One thing that's really impressed me is the take on the Clones themselves. The show really began exploring the dynamics of the Clone Troopers, not only with their relations to their Jedi Generals and Commanders, but also with one another and the other citizens of the Galactic Republic. While I wouldn't go so far as to say that Lucasfilm Animation has plumbed their depths to the extent that Karen Traviss has done with her novels, they've done an excellent job for a 30 minute animated series.
A brief re-cap for those not in the know: Star Wars: The Clone Wars is the continuation of the animated feature film of the same name (which I have yet to see and now want to), and takes place between Star Wars: Episode II - Attack of the Clones and Star Wars: Episode III - Revenge of the Sith. It features every one's favourite Jedi from the prequel trilogy (including a few new characters, and greatly expanding on supporting characters) as well as most of the other characters, though all save C-3PO (Anthony Daniels) are voiced by other actors imitating their big screen counterparts.
While each episode is a 30 minute affair, Lucasfilm Animation got into the routine of maintaining a continuing story arc spreading across roughly three episodes, which really served well to follow the three act structure of a conventional feature narrative. Figured most prominently, an episode would often focus on Anakin Skywalker (Matt Lanter), Obi-Wan Kenobi (James Arnold Taylor), and their allies such as Ahsoka Tano (Ashley Eckstein), R2-D2, Captain Rex (Dee Bradley Baker), and Commander Cody (Dee Bradley Baker), taking the fight to the Separatist Alliance on various worlds and space battles. In the show, the politics that were so heavy in the films are left behind, and the focus is clearly on the battlefield itself which makes for some great action.

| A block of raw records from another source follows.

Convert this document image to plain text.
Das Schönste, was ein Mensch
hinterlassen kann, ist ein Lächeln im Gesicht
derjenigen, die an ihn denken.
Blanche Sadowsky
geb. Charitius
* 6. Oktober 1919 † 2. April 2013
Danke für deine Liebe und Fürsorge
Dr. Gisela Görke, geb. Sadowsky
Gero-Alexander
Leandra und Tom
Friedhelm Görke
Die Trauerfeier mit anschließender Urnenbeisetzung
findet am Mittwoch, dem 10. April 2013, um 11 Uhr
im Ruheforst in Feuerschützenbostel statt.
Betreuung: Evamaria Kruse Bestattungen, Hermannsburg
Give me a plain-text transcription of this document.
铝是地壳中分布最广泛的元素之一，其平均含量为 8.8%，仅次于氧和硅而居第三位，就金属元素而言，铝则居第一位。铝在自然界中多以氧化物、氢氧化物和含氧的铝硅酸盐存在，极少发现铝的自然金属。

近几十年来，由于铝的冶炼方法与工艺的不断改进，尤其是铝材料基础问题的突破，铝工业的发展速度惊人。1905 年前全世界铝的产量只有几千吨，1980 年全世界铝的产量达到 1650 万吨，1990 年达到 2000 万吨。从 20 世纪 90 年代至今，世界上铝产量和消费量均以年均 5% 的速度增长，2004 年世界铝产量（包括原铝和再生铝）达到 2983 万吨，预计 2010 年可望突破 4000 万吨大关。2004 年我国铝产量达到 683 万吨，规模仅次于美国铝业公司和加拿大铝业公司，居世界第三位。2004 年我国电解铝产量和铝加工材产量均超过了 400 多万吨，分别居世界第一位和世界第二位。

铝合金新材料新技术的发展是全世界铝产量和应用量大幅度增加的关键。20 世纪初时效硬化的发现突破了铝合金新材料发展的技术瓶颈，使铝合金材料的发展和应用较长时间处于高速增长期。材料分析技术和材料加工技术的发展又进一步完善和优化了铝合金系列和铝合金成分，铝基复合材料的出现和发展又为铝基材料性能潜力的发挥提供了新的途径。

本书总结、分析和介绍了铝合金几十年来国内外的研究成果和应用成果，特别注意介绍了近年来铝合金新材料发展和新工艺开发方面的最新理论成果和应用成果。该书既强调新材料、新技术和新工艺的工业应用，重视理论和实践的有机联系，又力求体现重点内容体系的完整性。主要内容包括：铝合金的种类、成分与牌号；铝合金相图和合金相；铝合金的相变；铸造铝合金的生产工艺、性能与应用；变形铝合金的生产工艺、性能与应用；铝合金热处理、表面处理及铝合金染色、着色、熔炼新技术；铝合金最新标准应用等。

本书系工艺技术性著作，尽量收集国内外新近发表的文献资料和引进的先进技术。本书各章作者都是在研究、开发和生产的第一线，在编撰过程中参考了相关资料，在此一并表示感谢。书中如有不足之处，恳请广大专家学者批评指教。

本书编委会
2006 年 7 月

The series' plot lines actually became rather complex and intriguing for a Star Wars series, and while the show isn't horribly graphic, it certainly isn't a kiddie animated show. There are decapitations and a whole lot of causalities in this war (you really gotta feel sorry for a lot of the Clones), and though the morality is generally simple and black and white, I found the general episodes themselves to be both mature and intriguing.
It's also fun to watch both Jedi and Sith really make use of the Force akin to Star Wars: The Force Unleash and just tear through stuff. The lightsabre battles are on the epic scale, and you really feel like there isn't anything these super characters can not accomplish. But of course, their weaknesses aren't in their skills or combat prowess, but in their characters themselves. Anakin is compassionate and caring, but too much so which often leads him to be rash and reckless. Obi-Wan in stark contrast follows orders and tries to balance out his former young apprentice. The Clones themselves also take their cues from their Jedi Generals and adopt similar personalities and combat styles, which adds a larger dynamic to the different Clone battalions.
While the beginning of Star Wars: The Clone Wars was awful, it has shaped up into an excellent series, and is well worth watching. I'm glad to know that most of Season 2 is already complete, and I'm anxiously awaiting the continuation of the series next season.